Let $f \in C^0([0,1], \mathbb{R}_+^*)$
Compare $\int_0 ^1 \ln f \, dx$ and $\ln(\int_0^1 f \, dx)$
I think I have to use the Riemann sum so that's what I've tried:
$\frac{1}{n}\sum_{k=1}^n \ln f(\frac{k}{n}) \rightarrow \int_0^1\ln f(x) dx$
$\ln (\frac{1}{n}\sum_{k=1}^n f(\frac{k}{n})) \rightarrow \ln \int_0^1 f(x) dx$
So now I should be able to compare both sums and then conclude. I'm now sure how to compare them though. Any idea?
On
The function $g(t)=\log t$ is a concave function since $g''(t)=-\frac1{t^2}<0$, so for every convex combination $\sum_{k=1}^n\theta_k=1$, where $\theta_k\ge 0$, and for all $t_k>0$, $k=1,\dots, n$, you have $$\log\left(\sum_{k=1}^n\theta_kt_k\right)\ge \sum_{k=1}^n\theta_k\log t_k.$$ Use this inequality and Riemann sums.
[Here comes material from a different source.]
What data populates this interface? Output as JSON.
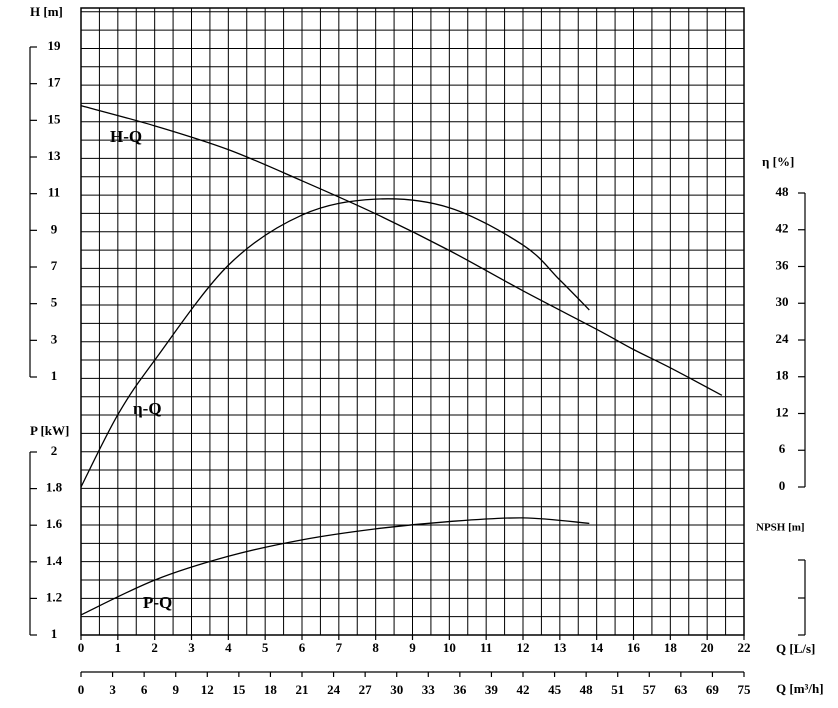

Consider any grid $\{a_1,\ldots,a_n\}$ over $[0,1]$. Then
$$ \frac{1}{n} \sum \log a_i = \log (\sqrt[n]{\Pi a_i}) \le \log (\frac{1}{n}\sum a_i) $$
Where the inequality follows from the AM-GM and $\log$ being a monotonically increasing function.